Thanks for reading and like the nerd I am, I will be at home checking this later (on a Friday night… man I need to get out more!)
Have a good weekend!
4Rensics
Looking at the log file you provided, I'd be more inclined to think that this had something to do with the "non-standard MBR" than the driver issue.
Also, taking a look at the web page for VFC2
- There's no indication that Win7 is supported
- It pretty clearly states that EnCase isn't needed; have you tried running this process without EnCase?
A couple of thoughts
- What are you trying to achieve?
- Have you tried LiveView?
I'm with Harlan on this one. My first thought is to just try cutting the Gordian Knot with LiveView.
If that fails, you can go back to the brain scrambling troubleshooting. )
Few Questions
Confused a little - did you create a VMDK "Virtual Disk created"? What was the original image format of the disk image?
To clarify you are using the EnCase PDE module to mount the image?
Did you get Diskmount 5.5 installed on Win7 64? Recall that not working on that OS but required for VFC.
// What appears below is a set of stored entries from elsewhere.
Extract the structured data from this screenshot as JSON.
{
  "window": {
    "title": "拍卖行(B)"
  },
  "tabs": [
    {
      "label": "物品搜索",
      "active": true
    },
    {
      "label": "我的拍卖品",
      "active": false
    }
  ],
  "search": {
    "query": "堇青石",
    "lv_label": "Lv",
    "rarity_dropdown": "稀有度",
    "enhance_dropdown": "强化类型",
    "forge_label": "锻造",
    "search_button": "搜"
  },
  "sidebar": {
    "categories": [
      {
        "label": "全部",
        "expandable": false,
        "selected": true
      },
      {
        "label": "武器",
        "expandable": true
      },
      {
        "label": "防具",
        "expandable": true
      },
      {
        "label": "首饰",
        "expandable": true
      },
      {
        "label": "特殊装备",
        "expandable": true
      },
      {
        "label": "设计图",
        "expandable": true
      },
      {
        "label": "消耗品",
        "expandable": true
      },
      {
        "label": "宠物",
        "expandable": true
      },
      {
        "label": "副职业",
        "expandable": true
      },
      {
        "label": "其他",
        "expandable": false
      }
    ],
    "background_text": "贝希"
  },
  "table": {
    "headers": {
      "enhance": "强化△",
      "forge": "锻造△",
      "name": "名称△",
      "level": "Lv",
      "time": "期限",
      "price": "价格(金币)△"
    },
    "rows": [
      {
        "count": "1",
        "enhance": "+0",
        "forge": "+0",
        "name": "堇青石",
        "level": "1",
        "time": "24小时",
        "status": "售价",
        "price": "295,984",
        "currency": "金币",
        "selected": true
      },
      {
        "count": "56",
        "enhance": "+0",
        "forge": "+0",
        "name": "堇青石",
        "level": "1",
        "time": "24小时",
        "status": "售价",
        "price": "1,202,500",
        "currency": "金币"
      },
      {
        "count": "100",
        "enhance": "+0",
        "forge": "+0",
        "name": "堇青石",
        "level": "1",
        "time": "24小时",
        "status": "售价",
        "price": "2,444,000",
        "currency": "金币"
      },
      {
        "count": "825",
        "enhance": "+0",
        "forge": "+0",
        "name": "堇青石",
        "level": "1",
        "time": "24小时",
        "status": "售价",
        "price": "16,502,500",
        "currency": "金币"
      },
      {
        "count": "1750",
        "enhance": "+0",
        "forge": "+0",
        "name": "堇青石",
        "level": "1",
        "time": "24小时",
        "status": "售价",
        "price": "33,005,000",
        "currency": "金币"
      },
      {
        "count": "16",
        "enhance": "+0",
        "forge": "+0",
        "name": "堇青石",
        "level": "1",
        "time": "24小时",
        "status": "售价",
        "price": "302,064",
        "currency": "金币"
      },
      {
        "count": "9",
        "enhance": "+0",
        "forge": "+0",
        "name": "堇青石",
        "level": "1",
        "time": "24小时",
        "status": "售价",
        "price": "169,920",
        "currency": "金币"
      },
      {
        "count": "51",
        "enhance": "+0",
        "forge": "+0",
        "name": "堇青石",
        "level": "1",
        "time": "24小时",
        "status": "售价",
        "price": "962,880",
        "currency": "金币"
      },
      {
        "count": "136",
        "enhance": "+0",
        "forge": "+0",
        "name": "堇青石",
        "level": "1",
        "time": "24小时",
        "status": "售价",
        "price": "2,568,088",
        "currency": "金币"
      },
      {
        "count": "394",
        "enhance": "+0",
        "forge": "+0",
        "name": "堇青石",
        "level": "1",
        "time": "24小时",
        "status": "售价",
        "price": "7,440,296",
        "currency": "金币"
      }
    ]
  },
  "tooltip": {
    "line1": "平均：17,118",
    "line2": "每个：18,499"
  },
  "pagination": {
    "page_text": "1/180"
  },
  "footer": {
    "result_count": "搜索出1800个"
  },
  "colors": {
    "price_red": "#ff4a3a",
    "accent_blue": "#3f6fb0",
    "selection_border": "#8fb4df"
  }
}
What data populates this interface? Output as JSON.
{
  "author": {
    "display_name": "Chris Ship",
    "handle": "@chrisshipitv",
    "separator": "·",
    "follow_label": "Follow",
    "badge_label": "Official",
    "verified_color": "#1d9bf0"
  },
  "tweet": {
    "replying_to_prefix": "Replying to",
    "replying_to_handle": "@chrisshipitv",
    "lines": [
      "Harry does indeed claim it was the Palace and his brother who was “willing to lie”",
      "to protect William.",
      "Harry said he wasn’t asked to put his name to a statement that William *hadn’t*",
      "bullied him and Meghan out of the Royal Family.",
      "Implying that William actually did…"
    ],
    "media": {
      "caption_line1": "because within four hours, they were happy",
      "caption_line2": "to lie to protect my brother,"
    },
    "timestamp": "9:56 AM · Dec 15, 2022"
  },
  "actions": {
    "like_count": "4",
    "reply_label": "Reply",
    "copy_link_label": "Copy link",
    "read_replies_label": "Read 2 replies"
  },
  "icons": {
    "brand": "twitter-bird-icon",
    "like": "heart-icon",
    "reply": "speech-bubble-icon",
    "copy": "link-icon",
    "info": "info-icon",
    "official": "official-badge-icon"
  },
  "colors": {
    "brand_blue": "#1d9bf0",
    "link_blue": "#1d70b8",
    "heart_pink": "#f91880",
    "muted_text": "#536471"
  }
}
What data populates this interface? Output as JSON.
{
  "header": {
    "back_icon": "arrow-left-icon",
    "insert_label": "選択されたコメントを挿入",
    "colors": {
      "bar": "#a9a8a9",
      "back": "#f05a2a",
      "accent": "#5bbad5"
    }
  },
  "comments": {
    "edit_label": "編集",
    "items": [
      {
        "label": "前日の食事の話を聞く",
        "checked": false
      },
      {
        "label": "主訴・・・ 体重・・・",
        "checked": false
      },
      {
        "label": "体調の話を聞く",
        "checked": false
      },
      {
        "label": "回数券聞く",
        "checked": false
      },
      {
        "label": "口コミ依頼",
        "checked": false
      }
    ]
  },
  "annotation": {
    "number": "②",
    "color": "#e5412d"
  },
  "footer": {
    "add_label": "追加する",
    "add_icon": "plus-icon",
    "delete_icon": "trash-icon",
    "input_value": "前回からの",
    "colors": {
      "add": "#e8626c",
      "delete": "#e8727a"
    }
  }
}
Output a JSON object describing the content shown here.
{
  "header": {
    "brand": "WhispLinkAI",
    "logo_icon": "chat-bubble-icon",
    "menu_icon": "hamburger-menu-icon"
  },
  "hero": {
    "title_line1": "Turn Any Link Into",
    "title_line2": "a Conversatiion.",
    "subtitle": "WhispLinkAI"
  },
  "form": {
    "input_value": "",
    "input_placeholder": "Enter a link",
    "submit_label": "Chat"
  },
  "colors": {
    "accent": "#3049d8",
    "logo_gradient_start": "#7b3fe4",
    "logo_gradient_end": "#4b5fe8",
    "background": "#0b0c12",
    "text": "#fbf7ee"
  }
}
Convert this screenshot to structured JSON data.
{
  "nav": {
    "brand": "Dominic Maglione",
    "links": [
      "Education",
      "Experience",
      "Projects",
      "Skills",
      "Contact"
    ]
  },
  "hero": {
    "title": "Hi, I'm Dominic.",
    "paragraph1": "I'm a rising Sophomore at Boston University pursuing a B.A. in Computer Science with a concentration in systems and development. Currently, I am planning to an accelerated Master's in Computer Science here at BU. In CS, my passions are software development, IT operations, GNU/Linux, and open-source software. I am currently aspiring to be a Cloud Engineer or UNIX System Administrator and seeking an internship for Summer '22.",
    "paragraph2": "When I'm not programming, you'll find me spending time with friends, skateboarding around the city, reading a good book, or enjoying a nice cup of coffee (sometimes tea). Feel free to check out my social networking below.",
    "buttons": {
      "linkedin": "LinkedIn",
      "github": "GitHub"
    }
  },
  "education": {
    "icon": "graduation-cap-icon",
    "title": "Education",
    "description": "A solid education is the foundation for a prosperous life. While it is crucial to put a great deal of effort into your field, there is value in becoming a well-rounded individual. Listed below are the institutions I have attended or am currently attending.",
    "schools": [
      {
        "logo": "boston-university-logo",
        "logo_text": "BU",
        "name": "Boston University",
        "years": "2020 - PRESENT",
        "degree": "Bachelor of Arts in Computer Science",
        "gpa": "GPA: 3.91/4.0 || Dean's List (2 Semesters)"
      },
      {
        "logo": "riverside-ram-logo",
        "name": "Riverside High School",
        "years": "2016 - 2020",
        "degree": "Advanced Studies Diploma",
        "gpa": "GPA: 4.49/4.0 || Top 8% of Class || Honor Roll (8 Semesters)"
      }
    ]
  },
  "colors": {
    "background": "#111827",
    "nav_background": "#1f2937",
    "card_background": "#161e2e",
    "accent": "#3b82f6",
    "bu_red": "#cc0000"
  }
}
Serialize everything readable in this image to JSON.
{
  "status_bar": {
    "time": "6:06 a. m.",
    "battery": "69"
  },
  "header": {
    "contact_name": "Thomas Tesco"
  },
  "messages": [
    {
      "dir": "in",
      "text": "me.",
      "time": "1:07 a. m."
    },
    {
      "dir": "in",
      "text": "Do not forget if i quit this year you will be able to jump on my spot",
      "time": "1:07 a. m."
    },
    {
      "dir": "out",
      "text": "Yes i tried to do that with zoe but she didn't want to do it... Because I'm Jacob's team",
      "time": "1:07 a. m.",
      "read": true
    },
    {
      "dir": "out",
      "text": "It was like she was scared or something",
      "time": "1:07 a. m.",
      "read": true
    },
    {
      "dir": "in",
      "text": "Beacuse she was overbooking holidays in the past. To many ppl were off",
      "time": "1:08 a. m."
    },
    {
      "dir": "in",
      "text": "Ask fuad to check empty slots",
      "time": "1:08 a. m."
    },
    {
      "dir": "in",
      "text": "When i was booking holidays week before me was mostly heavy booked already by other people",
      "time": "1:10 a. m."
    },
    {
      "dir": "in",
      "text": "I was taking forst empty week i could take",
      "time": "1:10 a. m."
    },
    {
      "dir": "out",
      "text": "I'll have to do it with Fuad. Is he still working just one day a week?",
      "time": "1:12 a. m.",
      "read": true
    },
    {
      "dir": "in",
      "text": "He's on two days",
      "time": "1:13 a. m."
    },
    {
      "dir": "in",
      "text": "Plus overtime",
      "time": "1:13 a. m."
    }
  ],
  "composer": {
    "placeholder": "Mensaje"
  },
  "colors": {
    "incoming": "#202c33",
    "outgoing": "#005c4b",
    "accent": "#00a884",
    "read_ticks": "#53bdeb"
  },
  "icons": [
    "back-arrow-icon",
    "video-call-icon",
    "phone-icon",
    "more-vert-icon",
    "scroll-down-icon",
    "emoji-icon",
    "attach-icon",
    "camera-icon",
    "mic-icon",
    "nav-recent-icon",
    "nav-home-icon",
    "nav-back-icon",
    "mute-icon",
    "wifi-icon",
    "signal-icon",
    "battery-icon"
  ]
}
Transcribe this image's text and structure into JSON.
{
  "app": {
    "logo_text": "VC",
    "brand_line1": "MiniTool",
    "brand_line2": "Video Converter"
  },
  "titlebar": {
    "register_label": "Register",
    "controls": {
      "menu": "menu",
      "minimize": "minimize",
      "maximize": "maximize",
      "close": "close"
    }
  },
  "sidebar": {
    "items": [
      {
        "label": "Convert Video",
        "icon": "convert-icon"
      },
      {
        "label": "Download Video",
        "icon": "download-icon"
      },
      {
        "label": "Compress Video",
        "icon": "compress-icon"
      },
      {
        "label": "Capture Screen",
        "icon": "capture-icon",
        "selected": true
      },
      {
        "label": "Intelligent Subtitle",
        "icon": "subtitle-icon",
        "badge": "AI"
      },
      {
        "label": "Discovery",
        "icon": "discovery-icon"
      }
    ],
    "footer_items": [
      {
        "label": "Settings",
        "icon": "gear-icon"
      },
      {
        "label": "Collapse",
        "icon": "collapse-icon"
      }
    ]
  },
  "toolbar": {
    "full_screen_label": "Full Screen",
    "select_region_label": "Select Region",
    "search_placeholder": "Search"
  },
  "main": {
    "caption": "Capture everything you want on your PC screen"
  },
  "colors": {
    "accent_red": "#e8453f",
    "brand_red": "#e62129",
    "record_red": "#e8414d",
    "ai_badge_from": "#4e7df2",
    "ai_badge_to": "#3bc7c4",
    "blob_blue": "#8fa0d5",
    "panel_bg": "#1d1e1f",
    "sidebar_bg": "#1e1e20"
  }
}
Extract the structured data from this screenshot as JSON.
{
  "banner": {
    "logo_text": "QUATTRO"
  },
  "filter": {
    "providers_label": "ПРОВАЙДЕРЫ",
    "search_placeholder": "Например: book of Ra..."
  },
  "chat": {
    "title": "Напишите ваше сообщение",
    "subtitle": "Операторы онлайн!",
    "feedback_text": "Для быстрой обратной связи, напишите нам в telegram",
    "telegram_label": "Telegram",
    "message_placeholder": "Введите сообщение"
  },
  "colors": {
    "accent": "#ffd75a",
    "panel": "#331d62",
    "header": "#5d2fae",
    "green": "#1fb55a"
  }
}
Are you trying to create a bootable VM from a disk image? Is it imperative to use VFC?
As Harlan and Eric said - LiveView might be good alternative. Can work with DD images, mounted images or physical disks.
VFCv2 certainly does work with Windows 7, so that shouldn't be the issue. Also, it requires seperate software to mount the image - if you choose the "E01" option from the program itself, it just attempts to run Mount Image Pro in the background.. which can be frustrating if you don't have that software. )
Regarding the synaptics driver, IIRC that particular driver is especially troublesome in Virtual Machines - hence VFCv2 attempts to rectify it.
What is the OS of your image? Is there anything odd about the MBR? 4k clusters maybe?
Finally, you could try emailing the creator (Michael Penhallurick) about it - he is usually quite good at responding to problems.
Interestingly we have had trouble trying to get a W2000 server VM going with VFC2 when one of the team said "just use VFC1 that has worked for me when VFC2 didn't".
He was right, VM created and started without any problem!
Worth a try.
H
Hi,
Sorry for not getting back, been busy.
To answer why were are using live view, basically been told there is something on this disc, but we can't find it, so trying to replicate what the user is seeing. But I can understand that if we can't find it view EnCase and keyword searches etc its probably not that, so its more of a last resort for our own sake to say we have tried everything.
My colleague did get this working on another PC in the office that had the license for Mount Image Pro (I don't hence the reason I had to use EnCase to mount the image as a virtual machine) I think there could be a link between the two as I can not see any other reason as to why it would fail. I don't see Win7 being a problem as VFC & VMWare both place nice on my machine!
Possibly something I should look into in the future if I get a licence for MIP. I could try mounting an E01 image with both and opening in VFC and see if they work or not, it would certainly eliminate the image I used if MIP loads it and EnCase doesn't.
Thanks for the replies.
Just a thought, could you not also convert the E01 image to a raw/DD image thereby eliminating the requirement to mount it before creating a VM from it? This is what I generally do before using either VFC or LiveView. I understand this creates a storage issue for a duplicate image but then there are less programs running to get it working.